POSIX rlimit: What exactly can we assume about RLI

2020-07-05 05:24发布

问题:

Prequisites

POSIX.1 2008 specifies the setrlimit() and getrlimit() functions. Various constants are provided for the resource argument, some of which are reproduced below for easier understaning of my question.

The following resources are defined:

(...)

RLIMIT_DATA

This is the maximum size of a data segment of the process, in bytes. If this limit is exceeded, the malloc() function shall fail with errno set to [ENOMEM].

(...)

RLIMIT_STACK

This is the maximum size of the initial thread's stack, in bytes. The implementation does not automatically grow the stack beyond this limit. If this limit is exceeded, SIGSEGV shall be generated for the thread. If the thread is blocking SIGSEGV, or the process is ignoring or catching SIGSEGV and has not made arrangements to use an alternate stack, the disposition of SIGSEGV shall be set to SIG_DFL before it is generated.

RLIMIT_AS

This is the maximum size of total available memory of the process, in bytes. If this limit is exceeded, the malloc() and mmap() functions shall fail with errno set to [ENOMEM]. In addition, the automatic stack growth fails with the effects outlined above.

Furthermore, POSIX.1 2008 defines data segment like this:

3.125 Data Segment

Memory associated with a process, that can contain dynamically allocated data.

I understand that the RLMIT_DATA resource was traditionally used to denote the maximum amount of memory that can be assigned to a process with the brk() function. Recent editions of POSIX.1 do no longer specify this function and many operating systems (e.g. Mac OS X) do not support this function as a system call. Instead it is emulated with a variant of mmap() which is not part of POSIX.1 2008.

Questions

I am a little bit confused about the semantic and use of the RLIMIT_DATA resource. Here are the concrete questions I have:

  • Can the stack be part of the data segment according to this specification?

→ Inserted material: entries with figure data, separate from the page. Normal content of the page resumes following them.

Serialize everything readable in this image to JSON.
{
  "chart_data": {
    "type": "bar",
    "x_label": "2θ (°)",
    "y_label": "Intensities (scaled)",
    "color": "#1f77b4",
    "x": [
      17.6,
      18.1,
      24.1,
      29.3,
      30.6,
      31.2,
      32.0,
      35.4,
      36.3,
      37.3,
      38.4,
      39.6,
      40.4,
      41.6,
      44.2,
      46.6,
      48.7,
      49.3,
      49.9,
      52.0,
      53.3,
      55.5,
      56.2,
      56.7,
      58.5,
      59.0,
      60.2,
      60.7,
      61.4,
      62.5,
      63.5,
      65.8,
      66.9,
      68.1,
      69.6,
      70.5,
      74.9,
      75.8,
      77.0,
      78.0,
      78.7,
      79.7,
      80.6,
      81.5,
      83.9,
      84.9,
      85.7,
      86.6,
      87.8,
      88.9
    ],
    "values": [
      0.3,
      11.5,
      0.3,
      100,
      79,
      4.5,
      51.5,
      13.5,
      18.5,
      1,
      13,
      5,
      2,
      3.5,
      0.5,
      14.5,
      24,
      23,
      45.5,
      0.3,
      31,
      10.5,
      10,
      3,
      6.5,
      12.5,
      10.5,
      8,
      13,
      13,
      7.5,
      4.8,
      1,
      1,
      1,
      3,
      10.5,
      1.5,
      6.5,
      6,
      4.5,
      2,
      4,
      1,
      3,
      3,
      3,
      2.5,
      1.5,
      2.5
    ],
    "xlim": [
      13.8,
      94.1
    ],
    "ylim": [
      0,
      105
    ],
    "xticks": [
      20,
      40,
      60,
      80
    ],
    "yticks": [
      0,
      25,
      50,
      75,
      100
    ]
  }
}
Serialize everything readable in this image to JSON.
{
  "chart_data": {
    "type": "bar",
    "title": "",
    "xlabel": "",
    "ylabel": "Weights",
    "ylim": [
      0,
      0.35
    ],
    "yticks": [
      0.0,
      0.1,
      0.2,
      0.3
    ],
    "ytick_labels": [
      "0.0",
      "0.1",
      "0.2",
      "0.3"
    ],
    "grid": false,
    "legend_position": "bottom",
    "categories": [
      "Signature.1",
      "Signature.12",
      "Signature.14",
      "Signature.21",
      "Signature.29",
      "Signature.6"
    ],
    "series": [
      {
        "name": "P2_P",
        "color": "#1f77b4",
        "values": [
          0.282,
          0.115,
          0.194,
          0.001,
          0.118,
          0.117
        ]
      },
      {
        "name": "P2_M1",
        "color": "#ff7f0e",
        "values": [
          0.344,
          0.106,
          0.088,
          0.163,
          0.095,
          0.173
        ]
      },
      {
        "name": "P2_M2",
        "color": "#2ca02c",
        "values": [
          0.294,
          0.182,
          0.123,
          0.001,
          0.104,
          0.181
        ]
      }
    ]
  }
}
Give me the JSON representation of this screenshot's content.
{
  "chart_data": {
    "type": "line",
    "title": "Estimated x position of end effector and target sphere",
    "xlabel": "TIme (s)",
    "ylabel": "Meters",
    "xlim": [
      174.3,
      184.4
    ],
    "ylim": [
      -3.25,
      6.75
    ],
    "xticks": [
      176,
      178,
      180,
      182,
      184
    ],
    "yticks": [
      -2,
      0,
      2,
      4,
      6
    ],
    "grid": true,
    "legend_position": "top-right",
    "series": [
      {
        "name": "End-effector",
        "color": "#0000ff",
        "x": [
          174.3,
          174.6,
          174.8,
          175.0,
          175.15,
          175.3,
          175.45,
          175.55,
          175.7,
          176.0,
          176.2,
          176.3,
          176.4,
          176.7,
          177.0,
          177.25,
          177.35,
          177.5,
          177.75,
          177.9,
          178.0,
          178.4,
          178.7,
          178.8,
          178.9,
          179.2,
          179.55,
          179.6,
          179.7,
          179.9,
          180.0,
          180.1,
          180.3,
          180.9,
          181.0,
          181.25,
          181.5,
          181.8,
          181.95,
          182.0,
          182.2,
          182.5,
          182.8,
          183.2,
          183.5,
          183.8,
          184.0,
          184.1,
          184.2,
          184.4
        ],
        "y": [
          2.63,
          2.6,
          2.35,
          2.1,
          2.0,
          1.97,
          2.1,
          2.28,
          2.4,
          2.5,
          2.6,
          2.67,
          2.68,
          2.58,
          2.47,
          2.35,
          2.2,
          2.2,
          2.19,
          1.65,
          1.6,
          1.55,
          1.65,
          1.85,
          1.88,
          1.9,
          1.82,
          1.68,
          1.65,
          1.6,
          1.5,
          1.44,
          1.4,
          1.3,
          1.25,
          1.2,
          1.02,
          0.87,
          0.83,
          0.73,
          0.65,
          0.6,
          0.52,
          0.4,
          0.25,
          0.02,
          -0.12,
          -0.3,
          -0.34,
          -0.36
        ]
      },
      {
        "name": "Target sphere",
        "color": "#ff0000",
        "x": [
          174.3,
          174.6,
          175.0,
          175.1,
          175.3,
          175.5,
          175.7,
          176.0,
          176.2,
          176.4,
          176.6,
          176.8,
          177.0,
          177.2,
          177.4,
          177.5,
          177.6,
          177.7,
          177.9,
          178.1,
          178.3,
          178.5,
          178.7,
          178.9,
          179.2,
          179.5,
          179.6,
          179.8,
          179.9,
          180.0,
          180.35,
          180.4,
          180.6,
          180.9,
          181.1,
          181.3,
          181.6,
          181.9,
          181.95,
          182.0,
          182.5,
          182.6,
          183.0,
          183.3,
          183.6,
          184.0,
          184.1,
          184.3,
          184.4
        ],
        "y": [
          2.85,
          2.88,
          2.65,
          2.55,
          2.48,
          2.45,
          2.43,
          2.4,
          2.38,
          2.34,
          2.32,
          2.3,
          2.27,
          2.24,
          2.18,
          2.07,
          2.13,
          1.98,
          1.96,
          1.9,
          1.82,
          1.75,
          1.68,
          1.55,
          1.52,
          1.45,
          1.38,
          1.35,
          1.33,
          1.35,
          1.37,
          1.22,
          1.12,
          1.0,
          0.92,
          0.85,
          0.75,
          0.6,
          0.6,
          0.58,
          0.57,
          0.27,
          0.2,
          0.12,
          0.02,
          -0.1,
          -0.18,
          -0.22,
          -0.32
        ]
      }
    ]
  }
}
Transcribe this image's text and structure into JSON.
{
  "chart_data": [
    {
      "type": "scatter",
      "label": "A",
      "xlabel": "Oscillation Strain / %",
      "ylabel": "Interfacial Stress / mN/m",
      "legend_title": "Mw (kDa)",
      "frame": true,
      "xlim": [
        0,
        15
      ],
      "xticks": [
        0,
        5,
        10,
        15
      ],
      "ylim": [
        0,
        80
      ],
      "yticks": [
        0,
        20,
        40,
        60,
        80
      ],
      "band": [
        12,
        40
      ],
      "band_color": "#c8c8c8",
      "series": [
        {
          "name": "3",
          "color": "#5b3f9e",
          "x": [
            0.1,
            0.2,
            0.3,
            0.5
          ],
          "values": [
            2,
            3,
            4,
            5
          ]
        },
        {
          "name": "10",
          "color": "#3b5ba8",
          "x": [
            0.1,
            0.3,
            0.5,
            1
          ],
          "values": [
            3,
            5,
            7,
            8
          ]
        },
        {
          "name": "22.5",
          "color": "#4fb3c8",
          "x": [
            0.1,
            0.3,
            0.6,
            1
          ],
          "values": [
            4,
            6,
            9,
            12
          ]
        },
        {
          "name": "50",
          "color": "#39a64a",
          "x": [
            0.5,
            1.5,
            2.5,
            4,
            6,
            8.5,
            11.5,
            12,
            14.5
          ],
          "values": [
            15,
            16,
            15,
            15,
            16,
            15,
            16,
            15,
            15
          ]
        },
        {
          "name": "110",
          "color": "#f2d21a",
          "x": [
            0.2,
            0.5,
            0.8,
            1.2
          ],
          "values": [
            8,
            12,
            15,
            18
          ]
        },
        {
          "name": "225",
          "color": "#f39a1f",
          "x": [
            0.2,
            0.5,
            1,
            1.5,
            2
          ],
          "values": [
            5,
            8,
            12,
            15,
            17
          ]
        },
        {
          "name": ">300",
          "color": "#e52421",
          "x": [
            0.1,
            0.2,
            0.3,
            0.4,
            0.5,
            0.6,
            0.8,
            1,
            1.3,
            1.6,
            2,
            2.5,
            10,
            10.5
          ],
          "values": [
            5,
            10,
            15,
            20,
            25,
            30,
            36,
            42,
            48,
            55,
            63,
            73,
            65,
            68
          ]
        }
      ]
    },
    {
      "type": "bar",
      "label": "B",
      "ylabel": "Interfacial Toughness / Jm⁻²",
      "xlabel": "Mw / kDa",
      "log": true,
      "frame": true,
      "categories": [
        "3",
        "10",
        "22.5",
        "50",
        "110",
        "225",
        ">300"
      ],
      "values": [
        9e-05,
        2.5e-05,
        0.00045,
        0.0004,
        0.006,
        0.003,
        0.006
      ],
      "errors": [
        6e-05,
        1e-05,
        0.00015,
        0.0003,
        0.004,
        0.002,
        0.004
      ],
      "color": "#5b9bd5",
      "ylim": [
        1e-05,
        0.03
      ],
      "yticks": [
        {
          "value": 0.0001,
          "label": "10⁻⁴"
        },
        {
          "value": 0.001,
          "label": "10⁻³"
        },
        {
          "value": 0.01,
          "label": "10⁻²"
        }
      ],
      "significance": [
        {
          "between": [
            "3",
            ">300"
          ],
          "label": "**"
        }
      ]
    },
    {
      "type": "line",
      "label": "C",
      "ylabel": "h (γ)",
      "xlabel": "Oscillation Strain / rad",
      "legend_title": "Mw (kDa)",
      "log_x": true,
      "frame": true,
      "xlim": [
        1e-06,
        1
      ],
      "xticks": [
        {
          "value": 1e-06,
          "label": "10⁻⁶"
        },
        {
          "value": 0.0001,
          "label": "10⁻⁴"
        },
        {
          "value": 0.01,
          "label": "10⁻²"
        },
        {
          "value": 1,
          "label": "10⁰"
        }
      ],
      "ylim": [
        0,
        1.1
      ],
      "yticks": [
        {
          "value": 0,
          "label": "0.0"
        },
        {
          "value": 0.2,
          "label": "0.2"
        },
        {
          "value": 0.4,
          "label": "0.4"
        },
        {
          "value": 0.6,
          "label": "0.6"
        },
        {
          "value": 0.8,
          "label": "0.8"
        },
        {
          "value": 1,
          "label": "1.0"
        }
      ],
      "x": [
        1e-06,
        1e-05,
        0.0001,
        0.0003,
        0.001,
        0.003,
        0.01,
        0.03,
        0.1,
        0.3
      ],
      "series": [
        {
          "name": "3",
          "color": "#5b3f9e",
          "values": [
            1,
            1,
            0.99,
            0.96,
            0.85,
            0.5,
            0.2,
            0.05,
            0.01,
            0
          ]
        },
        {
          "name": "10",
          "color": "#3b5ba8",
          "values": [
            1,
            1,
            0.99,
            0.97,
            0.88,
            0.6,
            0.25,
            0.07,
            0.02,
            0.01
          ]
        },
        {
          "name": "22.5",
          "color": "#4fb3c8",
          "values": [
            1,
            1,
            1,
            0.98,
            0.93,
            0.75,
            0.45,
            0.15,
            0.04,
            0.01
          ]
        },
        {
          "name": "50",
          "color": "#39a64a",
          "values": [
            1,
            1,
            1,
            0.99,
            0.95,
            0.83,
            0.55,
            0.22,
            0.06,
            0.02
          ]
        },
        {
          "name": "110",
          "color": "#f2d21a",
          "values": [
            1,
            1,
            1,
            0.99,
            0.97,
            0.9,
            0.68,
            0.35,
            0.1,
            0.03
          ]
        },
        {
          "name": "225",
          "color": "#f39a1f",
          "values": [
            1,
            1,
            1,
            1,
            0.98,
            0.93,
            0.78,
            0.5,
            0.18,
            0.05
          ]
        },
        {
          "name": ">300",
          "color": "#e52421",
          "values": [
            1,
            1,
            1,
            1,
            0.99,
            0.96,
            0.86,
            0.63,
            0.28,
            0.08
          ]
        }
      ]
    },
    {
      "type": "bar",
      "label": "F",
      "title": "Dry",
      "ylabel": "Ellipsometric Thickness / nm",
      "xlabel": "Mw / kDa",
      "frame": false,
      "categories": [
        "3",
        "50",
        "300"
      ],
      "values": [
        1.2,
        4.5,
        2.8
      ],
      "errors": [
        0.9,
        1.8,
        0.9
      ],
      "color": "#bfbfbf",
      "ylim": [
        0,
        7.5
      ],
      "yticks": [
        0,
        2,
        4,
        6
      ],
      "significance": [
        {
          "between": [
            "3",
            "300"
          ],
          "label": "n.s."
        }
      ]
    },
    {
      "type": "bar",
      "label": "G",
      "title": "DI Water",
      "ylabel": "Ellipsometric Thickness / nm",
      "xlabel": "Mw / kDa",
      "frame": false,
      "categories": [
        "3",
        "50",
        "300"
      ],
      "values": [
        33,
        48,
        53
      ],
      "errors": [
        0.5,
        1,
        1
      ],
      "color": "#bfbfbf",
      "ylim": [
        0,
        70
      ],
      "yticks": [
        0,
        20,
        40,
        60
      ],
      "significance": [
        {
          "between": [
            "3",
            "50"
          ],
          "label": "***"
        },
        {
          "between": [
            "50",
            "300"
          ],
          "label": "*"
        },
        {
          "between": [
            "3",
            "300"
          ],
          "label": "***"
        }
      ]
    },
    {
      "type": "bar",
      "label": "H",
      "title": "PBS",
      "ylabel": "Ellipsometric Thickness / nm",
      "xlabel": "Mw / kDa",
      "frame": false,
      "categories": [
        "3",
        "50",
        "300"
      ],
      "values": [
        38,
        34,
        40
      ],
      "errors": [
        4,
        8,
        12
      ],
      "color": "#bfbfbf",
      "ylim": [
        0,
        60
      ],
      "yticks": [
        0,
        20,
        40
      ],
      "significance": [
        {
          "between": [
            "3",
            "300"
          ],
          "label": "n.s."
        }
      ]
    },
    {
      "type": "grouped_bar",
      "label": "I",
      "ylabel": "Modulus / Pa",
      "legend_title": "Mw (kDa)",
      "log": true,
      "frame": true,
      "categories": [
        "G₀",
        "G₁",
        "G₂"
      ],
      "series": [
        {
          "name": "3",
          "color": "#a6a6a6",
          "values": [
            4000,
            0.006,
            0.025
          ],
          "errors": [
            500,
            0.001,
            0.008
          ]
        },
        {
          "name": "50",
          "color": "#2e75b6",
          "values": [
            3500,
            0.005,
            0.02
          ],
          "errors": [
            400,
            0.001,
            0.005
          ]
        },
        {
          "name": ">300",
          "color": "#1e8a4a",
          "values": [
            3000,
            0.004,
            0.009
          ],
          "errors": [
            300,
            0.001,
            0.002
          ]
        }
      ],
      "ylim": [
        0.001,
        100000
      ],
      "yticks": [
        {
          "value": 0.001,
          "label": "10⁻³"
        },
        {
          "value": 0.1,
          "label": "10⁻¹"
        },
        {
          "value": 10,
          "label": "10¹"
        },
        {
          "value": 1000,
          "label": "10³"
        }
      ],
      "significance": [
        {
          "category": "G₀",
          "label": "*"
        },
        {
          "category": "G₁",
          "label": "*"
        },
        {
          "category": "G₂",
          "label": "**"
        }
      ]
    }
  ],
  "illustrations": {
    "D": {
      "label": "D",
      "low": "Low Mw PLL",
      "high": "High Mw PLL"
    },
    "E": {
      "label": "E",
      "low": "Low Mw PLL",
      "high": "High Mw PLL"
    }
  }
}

  • The standard says about RLIMIT_DATA: “If this limit is exceeded, the malloc() function shall fail with errno set to [ENOMEM].” Does this mean that memory allocated with malloc() must be part of the data segment?

    On Linux, memory allocated with mmap() does not count towards the data segment. Only memory allocated with brk() or sbrk() is part of the data segment. Recent versions of the glibc use a malloc() implementation that allocates all its memory with mmap(). The value of RLIMIT_DATA thus has no effect on the amount of memory you can allocate with this implementation of malloc().

  • Is this a violation of POSIX.1 2008?

  • Do other platforms exhibit similar behavior?

    The standard says about RLIMIT_AS: "If this limit is exceeded, the malloc() and mmap() functions shall fail with errno set to [ENOMEM]." As the failure of mmap() is not specified for RLIMIT_DATA, I conclude that memory obtained from mmap() does not count towards the data segment.

  • Is this assumption true? Does this only apply to non-POSIX variants of mmap()?

回答1:

FreeBSD also shares the problem of malloc(3) being implemented using mmap(2) in the default malloc implementation. I ran into this when porting a product from FreeBSD 6 to 7, where the switch happened. We switched the default limit for each process from RLIMIT_DATA=512M to RLIMIT_VMEM=512M, i.e. limit the virtual memory allocation to 512MB.

As for whether this violates POSIX, I don't know. My gut feeling is that lots of things violate POSIX and a 100% POSIX compliant system is as rare as a strictly-confirming C compiler.

EDIT: heh, and now I see that FreeBSD's name RLIMIT_VMEM is non-standard; they define RLIMIT_AS as RLIMIT_VMEM for POSIX compatibility.